Relevance to Cannabis Consumers and Testing, Clinical and Legal Implications:
Urinalysis testing in the workplace has been adopted widely by employers in the United States to deter employee drug use and promote ‘drug-free’ workplaces. Urinalysis testing is not recommended as a diagnostic tool to identify employees who represent a job safety risk from cannabis use. Blood testing for active THC can be considered by employers who wish to identify employees whose performance may be impaired by their cannabis use (Macdonald et al 2010). Blood levels may be useful for official reporting but are not reliable for determining whether an individual is impaired. This can only be accomplished with neurocognitive testing. There can be no assurance that neurologic effects in a given consumer will not persist from the inter-shift period into the following workday (Goldsmith et al 2015). In Canada, an oral fluid drug screener is also used by law enforcement to determine driving impairment. It can detect the presence of some drugs in oral fluid, including THC (Government of Canada).
Limitations
There are some limitations to our study to acknowledge. The present study results apply to regular users as it was difficult to find individuals who were infrequent users of cannabis. From our experience in the recruitment process, individuals either used cannabis regularly or almost not at all. It would have been interesting to compare frequent and infrequent users but we were not successful in that endeavor.
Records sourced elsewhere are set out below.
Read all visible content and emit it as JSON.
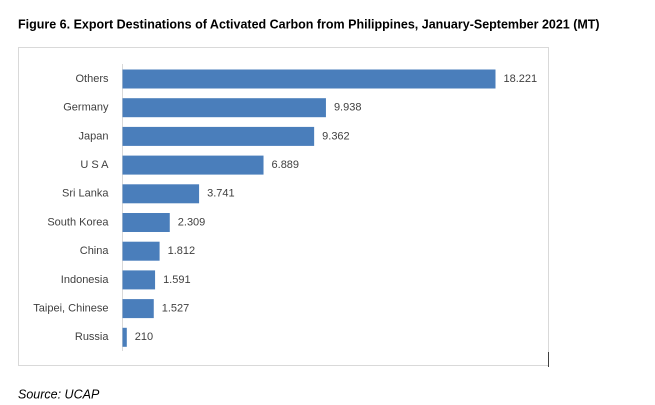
{
  "chart_data": {
    "type": "bar",
    "orientation": "horizontal",
    "title": "Figure 6. Export Destinations of Activated Carbon from Philippines, January-September 2021 (MT)",
    "categories": [
      "Others",
      "Germany",
      "Japan",
      "U S A",
      "Sri Lanka",
      "South Korea",
      "China",
      "Indonesia",
      "Taipei, Chinese",
      "Russia"
    ],
    "values": [
      18221,
      9938,
      9362,
      6889,
      3741,
      2309,
      1812,
      1591,
      1527,
      210
    ],
    "value_labels": [
      "18.221",
      "9.938",
      "9.362",
      "6.889",
      "3.741",
      "2.309",
      "1.812",
      "1.591",
      "1.527",
      "210"
    ],
    "color": "#4a7ebb",
    "source": "Source: UCAP"
  }
}
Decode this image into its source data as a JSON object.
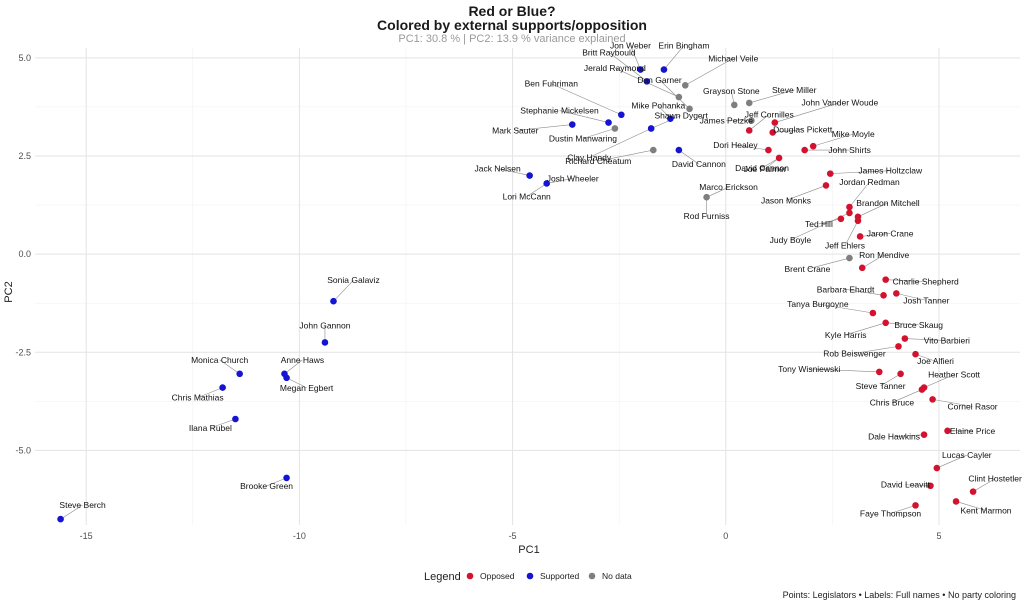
{
  "chart_data": {
    "type": "scatter",
    "title": "Red or Blue?",
    "subtitle_line": "Colored by external supports/opposition",
    "variance_note": "PC1: 30.8 % | PC2: 13.9 % variance explained",
    "xlabel": "PC1",
    "ylabel": "PC2",
    "xlim": [
      -16.2,
      6.9
    ],
    "ylim": [
      -6.9,
      5.25
    ],
    "x_ticks": [
      -15,
      -10,
      -5,
      0,
      5
    ],
    "y_ticks": [
      5.0,
      2.5,
      0.0,
      -2.5,
      -5.0
    ],
    "x_tick_labels": [
      "-15",
      "-10",
      "-5",
      "0",
      "5"
    ],
    "y_tick_labels": [
      "5.0",
      "2.5",
      "0.0",
      "-2.5",
      "-5.0"
    ],
    "grid": true,
    "legend": {
      "title": "Legend",
      "position": "bottom",
      "entries": [
        {
          "key": "Opposed",
          "label": "Opposed",
          "color": "#D2122E"
        },
        {
          "key": "Supported",
          "label": "Supported",
          "color": "#1414D2"
        },
        {
          "key": "No data",
          "label": "No data",
          "color": "#7F7F7F"
        }
      ]
    },
    "caption": "Points: Legislators • Labels: Full names • No party coloring",
    "points": [
      {
        "name": "Steve Berch",
        "x": -15.6,
        "y": -6.75,
        "group": "Supported"
      },
      {
        "name": "Brooke Green",
        "x": -10.3,
        "y": -5.7,
        "group": "Supported"
      },
      {
        "name": "Ilana Rubel",
        "x": -11.5,
        "y": -4.2,
        "group": "Supported"
      },
      {
        "name": "Chris Mathias",
        "x": -11.8,
        "y": -3.4,
        "group": "Supported"
      },
      {
        "name": "Monica Church",
        "x": -11.4,
        "y": -3.05,
        "group": "Supported"
      },
      {
        "name": "Anne Haws",
        "x": -10.35,
        "y": -3.05,
        "group": "Supported"
      },
      {
        "name": "Megan Egbert",
        "x": -10.3,
        "y": -3.15,
        "group": "Supported"
      },
      {
        "name": "John Gannon",
        "x": -9.4,
        "y": -2.25,
        "group": "Supported"
      },
      {
        "name": "Sonia Galaviz",
        "x": -9.2,
        "y": -1.2,
        "group": "Supported"
      },
      {
        "name": "Jack Nelsen",
        "x": -4.6,
        "y": 2.0,
        "group": "Supported"
      },
      {
        "name": "Josh Wheeler",
        "x": -4.2,
        "y": 1.8,
        "group": "Supported"
      },
      {
        "name": "Lori McCann",
        "x": -4.2,
        "y": 1.8,
        "group": "Supported"
      },
      {
        "name": "Mark Sauter",
        "x": -3.6,
        "y": 3.3,
        "group": "Supported"
      },
      {
        "name": "Stephanie Mickelsen",
        "x": -2.75,
        "y": 3.35,
        "group": "Supported"
      },
      {
        "name": "Ben Fuhriman",
        "x": -2.45,
        "y": 3.55,
        "group": "Supported"
      },
      {
        "name": "Britt Raybould",
        "x": -1.85,
        "y": 4.4,
        "group": "Supported"
      },
      {
        "name": "Jon Weber",
        "x": -2.0,
        "y": 4.7,
        "group": "Supported"
      },
      {
        "name": "Erin Bingham",
        "x": -1.45,
        "y": 4.7,
        "group": "Supported"
      },
      {
        "name": "Shawn Dygert",
        "x": -1.75,
        "y": 3.2,
        "group": "Supported"
      },
      {
        "name": "Clay Handy",
        "x": -1.75,
        "y": 3.2,
        "group": "Supported"
      },
      {
        "name": "Mike Pohanka",
        "x": -1.3,
        "y": 3.45,
        "group": "Supported"
      },
      {
        "name": "David Cannon",
        "x": -1.1,
        "y": 2.65,
        "group": "Supported"
      },
      {
        "name": "Dustin Manwaring",
        "x": -2.6,
        "y": 3.2,
        "group": "No data"
      },
      {
        "name": "Richard Cheatum",
        "x": -1.7,
        "y": 2.65,
        "group": "No data"
      },
      {
        "name": "Dan Garner",
        "x": -0.85,
        "y": 3.7,
        "group": "No data"
      },
      {
        "name": "Jerald Raymond",
        "x": -1.1,
        "y": 4.0,
        "group": "No data"
      },
      {
        "name": "Michael Veile",
        "x": -0.95,
        "y": 4.3,
        "group": "No data"
      },
      {
        "name": "Grayson Stone",
        "x": 0.2,
        "y": 3.8,
        "group": "No data"
      },
      {
        "name": "Steve Miller",
        "x": 0.55,
        "y": 3.85,
        "group": "No data"
      },
      {
        "name": "James Petzke",
        "x": 0.6,
        "y": 3.4,
        "group": "No data"
      },
      {
        "name": "Rod Furniss",
        "x": -0.45,
        "y": 1.45,
        "group": "No data"
      },
      {
        "name": "Marco Erickson",
        "x": -0.45,
        "y": 1.45,
        "group": "No data"
      },
      {
        "name": "Brent Crane",
        "x": 2.9,
        "y": -0.1,
        "group": "No data"
      },
      {
        "name": "Jeff Cornilles",
        "x": 0.55,
        "y": 3.15,
        "group": "Opposed"
      },
      {
        "name": "John Vander Woude",
        "x": 1.15,
        "y": 3.35,
        "group": "Opposed"
      },
      {
        "name": "Douglas Pickett",
        "x": 1.1,
        "y": 3.1,
        "group": "Opposed"
      },
      {
        "name": "Dori Healey",
        "x": 1.0,
        "y": 2.65,
        "group": "Opposed"
      },
      {
        "name": "Mike Moyle",
        "x": 2.05,
        "y": 2.75,
        "group": "Opposed"
      },
      {
        "name": "John Shirts",
        "x": 1.85,
        "y": 2.65,
        "group": "Opposed"
      },
      {
        "name": "Joe Palmer",
        "x": 1.25,
        "y": 2.45,
        "group": "Opposed"
      },
      {
        "name": "David Cannon",
        "x": 1.25,
        "y": 2.45,
        "group": "Opposed"
      },
      {
        "name": "James Holtzclaw",
        "x": 2.45,
        "y": 2.05,
        "group": "Opposed"
      },
      {
        "name": "Jason Monks",
        "x": 2.35,
        "y": 1.75,
        "group": "Opposed"
      },
      {
        "name": "Jordan Redman",
        "x": 2.9,
        "y": 1.2,
        "group": "Opposed"
      },
      {
        "name": "Brandon Mitchell",
        "x": 3.1,
        "y": 0.95,
        "group": "Opposed"
      },
      {
        "name": "Ted Hill",
        "x": 2.7,
        "y": 0.9,
        "group": "Opposed"
      },
      {
        "name": "Jaron Crane",
        "x": 3.15,
        "y": 0.45,
        "group": "Opposed"
      },
      {
        "name": "Judy Boyle",
        "x": 2.9,
        "y": 1.05,
        "group": "Opposed"
      },
      {
        "name": "Jeff Ehlers",
        "x": 3.1,
        "y": 0.85,
        "group": "Opposed"
      },
      {
        "name": "Ron Mendive",
        "x": 3.2,
        "y": -0.35,
        "group": "Opposed"
      },
      {
        "name": "Charlie Shepherd",
        "x": 3.75,
        "y": -0.65,
        "group": "Opposed"
      },
      {
        "name": "Barbara Ehardt",
        "x": 3.7,
        "y": -1.05,
        "group": "Opposed"
      },
      {
        "name": "Josh Tanner",
        "x": 4.0,
        "y": -1.0,
        "group": "Opposed"
      },
      {
        "name": "Tanya Burgoyne",
        "x": 3.45,
        "y": -1.5,
        "group": "Opposed"
      },
      {
        "name": "Bruce Skaug",
        "x": 3.75,
        "y": -1.75,
        "group": "Opposed"
      },
      {
        "name": "Kyle Harris",
        "x": 3.75,
        "y": -1.75,
        "group": "Opposed"
      },
      {
        "name": "Vito Barbieri",
        "x": 4.2,
        "y": -2.15,
        "group": "Opposed"
      },
      {
        "name": "Rob Beiswenger",
        "x": 4.05,
        "y": -2.35,
        "group": "Opposed"
      },
      {
        "name": "Joe Alfieri",
        "x": 4.45,
        "y": -2.55,
        "group": "Opposed"
      },
      {
        "name": "Tony Wisniewski",
        "x": 3.6,
        "y": -3.0,
        "group": "Opposed"
      },
      {
        "name": "Steve Tanner",
        "x": 4.1,
        "y": -3.05,
        "group": "Opposed"
      },
      {
        "name": "Heather Scott",
        "x": 4.65,
        "y": -3.4,
        "group": "Opposed"
      },
      {
        "name": "Chris Bruce",
        "x": 4.6,
        "y": -3.45,
        "group": "Opposed"
      },
      {
        "name": "Cornel Rasor",
        "x": 4.85,
        "y": -3.7,
        "group": "Opposed"
      },
      {
        "name": "Elaine Price",
        "x": 5.2,
        "y": -4.5,
        "group": "Opposed"
      },
      {
        "name": "Dale Hawkins",
        "x": 4.65,
        "y": -4.6,
        "group": "Opposed"
      },
      {
        "name": "Lucas Cayler",
        "x": 4.95,
        "y": -5.45,
        "group": "Opposed"
      },
      {
        "name": "David Leavitt",
        "x": 4.8,
        "y": -5.9,
        "group": "Opposed"
      },
      {
        "name": "Clint Hostetler",
        "x": 5.8,
        "y": -6.05,
        "group": "Opposed"
      },
      {
        "name": "Kent Marmon",
        "x": 5.4,
        "y": -6.3,
        "group": "Opposed"
      },
      {
        "name": "Faye Thompson",
        "x": 4.45,
        "y": -6.4,
        "group": "Opposed"
      }
    ]
  }
}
The 12-hour testing period was not conducive for everyone and thus although our statistical power analysis indicated sufficient numbers of participants, more participants may have provided even greater statistical power. Data was collected in a gymnasium, which is not a typical environment for a recreational cannabis smoker and thus the unfamiliar environment may have impacted the subjective feelings of intoxication. Participants smoked cannabis around other participants that they did not know and this could have affected their subjective feelings as well. It would be valuable to explore physical tests more similar to the work environment or real-life scenario such as dynamic (timed up and go) instead of static balance, an agility test instead of only reaction time, and some cognitive tasks such as the Stroop word color test or trial making test. Using these approaches, it will be possible to evaluate if the results found in this study are similar using more complex tasks. Another limitation is the smoking of only one cigarette (low dosage), which may not be similar to the typical dosage of frequent cannabis users.